Microsoft Copilot, OpenAI, Anthropic, Google Gemini, Databricks AI and Amazon Bedrock all use commercial constructs that did not exist three years ago. Usage-based pricing, model-training rights, indemnity carve-outs, output liability and exit terms — we negotiate every line, before it becomes a precedent.
AI vendor contracts are not enterprise software contracts. The unit of consumption is a token, a request, a model invocation or an "active employee" depending on the vendor. The IP and data clauses are unsettled. The indemnity carve-outs are aggressive. The pricing escalators are punishing. And the buyer is usually signing the vendor's first-draft paper.
We have negotiated AI vendor contracts across Copilot, OpenAI, Anthropic, Gemini, Bedrock, Databricks and the long tail of vertical AI vendors. The objective is to bring buyer-side discipline to a contract type the market is still inventing — before the precedent locks in for the next decade.
We do not assess your AI roadmap or recommend which model you should use. We do not implement governance tooling. Our remit is the commercial and legal layer: pricing, data, IP, indemnity, term and exit.
The set of vendors we routinely negotiate is shifting quarterly as the market moves. We track pricing, terms and precedent across every meaningful AI vendor as it changes.

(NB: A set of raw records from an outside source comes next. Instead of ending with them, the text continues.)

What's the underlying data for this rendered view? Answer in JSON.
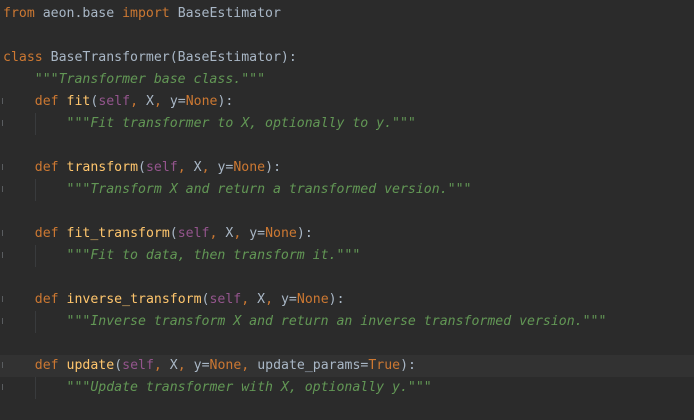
{
  "editor": {
    "colors": {
      "background": "#2b2b2b",
      "active_line": "#323232",
      "plain": "#a9b7c6",
      "keyword": "#cc7832",
      "self": "#94558d",
      "function": "#ffc66d",
      "docstring": "#629755"
    },
    "lines": [
      {
        "tokens": [
          {
            "t": "keyword",
            "v": "from"
          },
          {
            "t": "plain",
            "v": " aeon.base "
          },
          {
            "t": "keyword",
            "v": "import"
          },
          {
            "t": "plain",
            "v": " BaseEstimator"
          }
        ]
      },
      {
        "tokens": []
      },
      {
        "tokens": [
          {
            "t": "keyword",
            "v": "class"
          },
          {
            "t": "plain",
            "v": " BaseTransformer(BaseEstimator):"
          }
        ]
      },
      {
        "tokens": [
          {
            "t": "plain",
            "v": "    "
          },
          {
            "t": "doc",
            "v": "\"\"\"Transformer base class.\"\"\""
          }
        ]
      },
      {
        "tokens": [
          {
            "t": "plain",
            "v": "    "
          },
          {
            "t": "keyword",
            "v": "def"
          },
          {
            "t": "plain",
            "v": " "
          },
          {
            "t": "func",
            "v": "fit"
          },
          {
            "t": "plain",
            "v": "("
          },
          {
            "t": "self",
            "v": "self"
          },
          {
            "t": "keyword",
            "v": ", "
          },
          {
            "t": "plain",
            "v": "X"
          },
          {
            "t": "keyword",
            "v": ", "
          },
          {
            "t": "plain",
            "v": "y="
          },
          {
            "t": "keyword",
            "v": "None"
          },
          {
            "t": "plain",
            "v": "):"
          }
        ]
      },
      {
        "tokens": [
          {
            "t": "plain",
            "v": "        "
          },
          {
            "t": "doc",
            "v": "\"\"\"Fit transformer to X, optionally to y.\"\"\""
          }
        ]
      },
      {
        "tokens": []
      },
      {
        "tokens": [
          {
            "t": "plain",
            "v": "    "
          },
          {
            "t": "keyword",
            "v": "def"
          },
          {
            "t": "plain",
            "v": " "
          },
          {
            "t": "func",
            "v": "transform"
          },
          {
            "t": "plain",
            "v": "("
          },
          {
            "t": "self",
            "v": "self"
          },
          {
            "t": "keyword",
            "v": ", "
          },
          {
            "t": "plain",
            "v": "X"
          },
          {
            "t": "keyword",
            "v": ", "
          },
          {
            "t": "plain",
            "v": "y="
          },
          {
            "t": "keyword",
            "v": "None"
          },
          {
            "t": "plain",
            "v": "):"
          }
        ]
      },
      {
        "tokens": [
          {
            "t": "plain",
            "v": "        "
          },
          {
            "t": "doc",
            "v": "\"\"\"Transform X and return a transformed version.\"\"\""
          }
        ]
      },
      {
        "tokens": []
      },
      {
        "tokens": [
          {
            "t": "plain",
            "v": "    "
          },
          {
            "t": "keyword",
            "v": "def"
          },
          {
            "t": "plain",
            "v": " "
          },
          {
            "t": "func",
            "v": "fit_transform"
          },
          {
            "t": "plain",
            "v": "("
          },
          {
            "t": "self",
            "v": "self"
          },
          {
            "t": "keyword",
            "v": ", "
          },
          {
            "t": "plain",
            "v": "X"
          },
          {
            "t": "keyword",
            "v": ", "
          },
          {
            "t": "plain",
            "v": "y="
          },
          {
            "t": "keyword",
            "v": "None"
          },
          {
            "t": "plain",
            "v": "):"
          }
        ]
      },
      {
        "tokens": [
          {
            "t": "plain",
            "v": "        "
          },
          {
            "t": "doc",
            "v": "\"\"\"Fit to data, then transform it.\"\"\""
          }
        ]
      },
      {
        "tokens": []
      },
      {
        "tokens": [
          {
            "t": "plain",
            "v": "    "
          },
          {
            "t": "keyword",
            "v": "def"
          },
          {
            "t": "plain",
            "v": " "
          },
          {
            "t": "func",
            "v": "inverse_transform"
          },
          {
            "t": "plain",
            "v": "("
          },
          {
            "t": "self",
            "v": "self"
          },
          {
            "t": "keyword",
            "v": ", "
          },
          {
            "t": "plain",
            "v": "X"
          },
          {
            "t": "keyword",
            "v": ", "
          },
          {
            "t": "plain",
            "v": "y="
          },
          {
            "t": "keyword",
            "v": "None"
          },
          {
            "t": "plain",
            "v": "):"
          }
        ]
      },
      {
        "tokens": [
          {
            "t": "plain",
            "v": "        "
          },
          {
            "t": "doc",
            "v": "\"\"\"Inverse transform X and return an inverse transformed version.\"\"\""
          }
        ]
      },
      {
        "tokens": []
      },
      {
        "active": true,
        "tokens": [
          {
            "t": "plain",
            "v": "    "
          },
          {
            "t": "keyword",
            "v": "def"
          },
          {
            "t": "plain",
            "v": " "
          },
          {
            "t": "func",
            "v": "update"
          },
          {
            "t": "plain",
            "v": "("
          },
          {
            "t": "self",
            "v": "self"
          },
          {
            "t": "keyword",
            "v": ", "
          },
          {
            "t": "plain",
            "v": "X"
          },
          {
            "t": "keyword",
            "v": ", "
          },
          {
            "t": "plain",
            "v": "y="
          },
          {
            "t": "keyword",
            "v": "None"
          },
          {
            "t": "keyword",
            "v": ", "
          },
          {
            "t": "plain",
            "v": "update_params="
          },
          {
            "t": "keyword",
            "v": "True"
          },
          {
            "t": "plain",
            "v": "):"
          }
        ]
      },
      {
        "tokens": [
          {
            "t": "plain",
            "v": "        "
          },
          {
            "t": "doc",
            "v": "\"\"\"Update transformer with X, optionally y.\"\"\""
          }
        ]
      }
    ]
  }
}
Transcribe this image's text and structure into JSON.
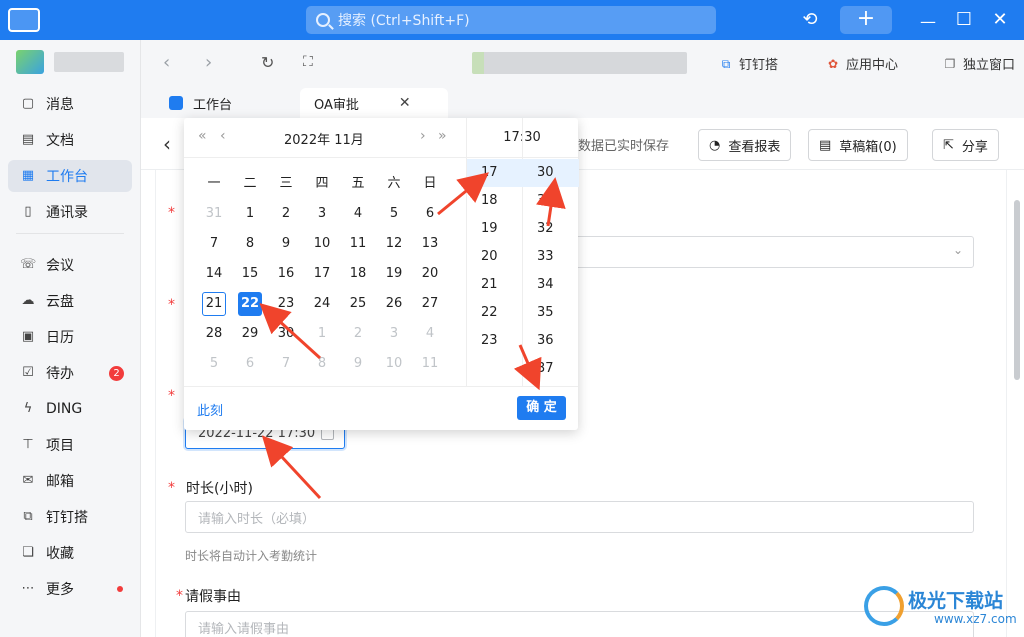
{
  "titlebar": {
    "search_placeholder": "搜索 (Ctrl+Shift+F)"
  },
  "toolbar": {
    "dingdingda": "钉钉搭",
    "app_center": "应用中心",
    "standalone_window": "独立窗口"
  },
  "sidebar": {
    "items": [
      {
        "label": "消息",
        "icon": "message-icon",
        "glyph": "▢"
      },
      {
        "label": "文档",
        "icon": "doc-icon",
        "glyph": "▤"
      },
      {
        "label": "工作台",
        "icon": "grid-icon",
        "glyph": "▦"
      },
      {
        "label": "通讯录",
        "icon": "contacts-icon",
        "glyph": "▯"
      },
      {
        "label": "会议",
        "icon": "phone-icon",
        "glyph": "☏"
      },
      {
        "label": "云盘",
        "icon": "cloud-icon",
        "glyph": "☁"
      },
      {
        "label": "日历",
        "icon": "calendar-icon",
        "glyph": "▣"
      },
      {
        "label": "待办",
        "icon": "todo-icon",
        "glyph": "☑"
      },
      {
        "label": "DING",
        "icon": "bolt-icon",
        "glyph": "ϟ"
      },
      {
        "label": "项目",
        "icon": "project-icon",
        "glyph": "⊤"
      },
      {
        "label": "邮箱",
        "icon": "mail-icon",
        "glyph": "✉"
      },
      {
        "label": "钉钉搭",
        "icon": "dingdingda-icon",
        "glyph": "⧉"
      },
      {
        "label": "收藏",
        "icon": "favorite-icon",
        "glyph": "❏"
      },
      {
        "label": "更多",
        "icon": "more-icon",
        "glyph": "⋯"
      }
    ],
    "todo_badge": "2"
  },
  "tabs": [
    {
      "label": "工作台"
    },
    {
      "label": "OA审批"
    }
  ],
  "form": {
    "autosave_text": "数据已实时保存",
    "report_button": "查看报表",
    "drafts_button": "草稿箱(0)",
    "share_button": "分享",
    "datetime_value": "2022-11-22 17:30",
    "duration_label": "时长(小时)",
    "duration_placeholder": "请输入时长（必填）",
    "duration_hint": "时长将自动计入考勤统计",
    "reason_label": "请假事由",
    "reason_placeholder": "请输入请假事由"
  },
  "picker": {
    "year_month": "2022年  11月",
    "time_display": "17:30",
    "weekdays": [
      "一",
      "二",
      "三",
      "四",
      "五",
      "六",
      "日"
    ],
    "weeks": [
      [
        "31",
        "1",
        "2",
        "3",
        "4",
        "5",
        "6"
      ],
      [
        "7",
        "8",
        "9",
        "10",
        "11",
        "12",
        "13"
      ],
      [
        "14",
        "15",
        "16",
        "17",
        "18",
        "19",
        "20"
      ],
      [
        "21",
        "22",
        "23",
        "24",
        "25",
        "26",
        "27"
      ],
      [
        "28",
        "29",
        "30",
        "1",
        "2",
        "3",
        "4"
      ],
      [
        "5",
        "6",
        "7",
        "8",
        "9",
        "10",
        "11"
      ]
    ],
    "hours": [
      "17",
      "18",
      "19",
      "20",
      "21",
      "22",
      "23"
    ],
    "minutes": [
      "30",
      "31",
      "32",
      "33",
      "34",
      "35",
      "36",
      "37"
    ],
    "now_label": "此刻",
    "confirm_label": "确 定"
  },
  "watermark": {
    "title": "极光下载站",
    "url": "www.xz7.com"
  },
  "colors": {
    "accent": "#1f7cf0",
    "annotation_arrow": "#f0442c",
    "required_star": "#f23c3c"
  }
}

An AI vendor negotiation runs 6 to 10 weeks. A clauses-only review and remediation engagement on existing AI paper can run 3 to 4 weeks.

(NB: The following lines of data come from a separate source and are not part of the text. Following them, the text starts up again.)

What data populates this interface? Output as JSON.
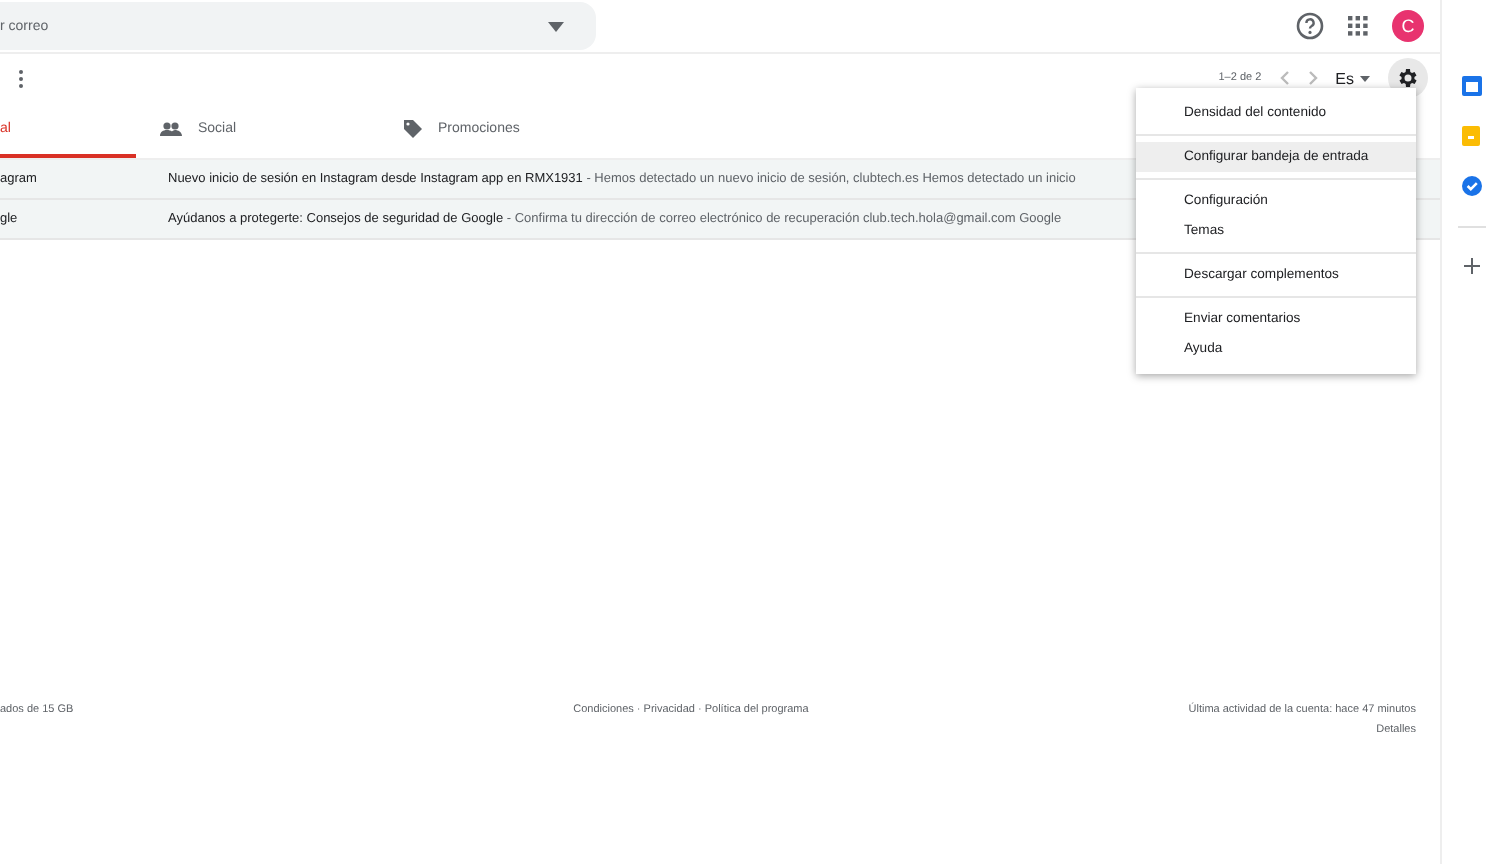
{
  "search": {
    "placeholder": "r correo"
  },
  "header": {
    "avatar": "C"
  },
  "toolbar": {
    "pagination": "1–2 de 2",
    "language": "Es"
  },
  "tabs": [
    {
      "label": "al",
      "selected": true,
      "kind": "primary"
    },
    {
      "label": "Social",
      "selected": false,
      "kind": "social"
    },
    {
      "label": "Promociones",
      "selected": false,
      "kind": "promotions"
    }
  ],
  "emails": [
    {
      "sender": "agram",
      "subject": "Nuevo inicio de sesión en Instagram desde Instagram app en RMX1931",
      "snippet": " - Hemos detectado un nuevo inicio de sesión, clubtech.es Hemos detectado un inicio"
    },
    {
      "sender": "gle",
      "subject": "Ayúdanos a protegerte: Consejos de seguridad de Google",
      "snippet": " - Confirma tu dirección de correo electrónico de recuperación club.tech.hola@gmail.com Google"
    }
  ],
  "menu": {
    "groups": [
      [
        {
          "label": "Densidad del contenido",
          "selected": false
        }
      ],
      [
        {
          "label": "Configurar bandeja de entrada",
          "selected": true
        }
      ],
      [
        {
          "label": "Configuración",
          "selected": false
        },
        {
          "label": "Temas",
          "selected": false
        }
      ],
      [
        {
          "label": "Descargar complementos",
          "selected": false
        }
      ],
      [
        {
          "label": "Enviar comentarios",
          "selected": false
        },
        {
          "label": "Ayuda",
          "selected": false
        }
      ]
    ]
  },
  "footer": {
    "storage": "ados de 15 GB",
    "links": "Condiciones · Privacidad · Política del programa",
    "activity": "Última actividad de la cuenta: hace 47 minutos",
    "details": "Detalles"
  }
}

Most AI vendor negotiations run on a fixed-fee basis. Where a clean baseline exists, success-based fees against documented savings are available. See engagement models →
Model the realistic usage envelope: how many users, how many invocations, what model mix, what context length. Vendors price aggressively against speculative use cases the buyer never actually hits.
Decompose the pricing model: per-user vs per-token, included credits, throughput tiers, model-tier surcharges, fine-tuning overages. The headline rate is rarely where the cost lives.
Review and rewrite the data, IP and indemnity clauses. Customer data, prompts, outputs, model-training rights, output ownership, output indemnity, and the vendor's carve-outs for "open-source-derived" or "third-party-model" liability.
Counter-proposal with the pricing structure, model mix, term length, commitment shape and clause set we recommend. Make every concession deliberate and traded.
Lead or co-lead the negotiation. The AI vendors negotiate harder than expected; their corporate development teams are usually behind the deal. Buyer authority on the final deal always sits with you.
Hand over a re-opener calendar. AI pricing is moving fast enough that any deal locked at signature is overpriced inside 18 months unless a re-opener trigger is built in. We build it in.
"Our first Copilot proposal had pricing locked for three years with no re-opener and full model-training carve-outs left in. Their team renegotiated it into a 12-month deal with a price-protection re-opener and explicit data-training prohibition."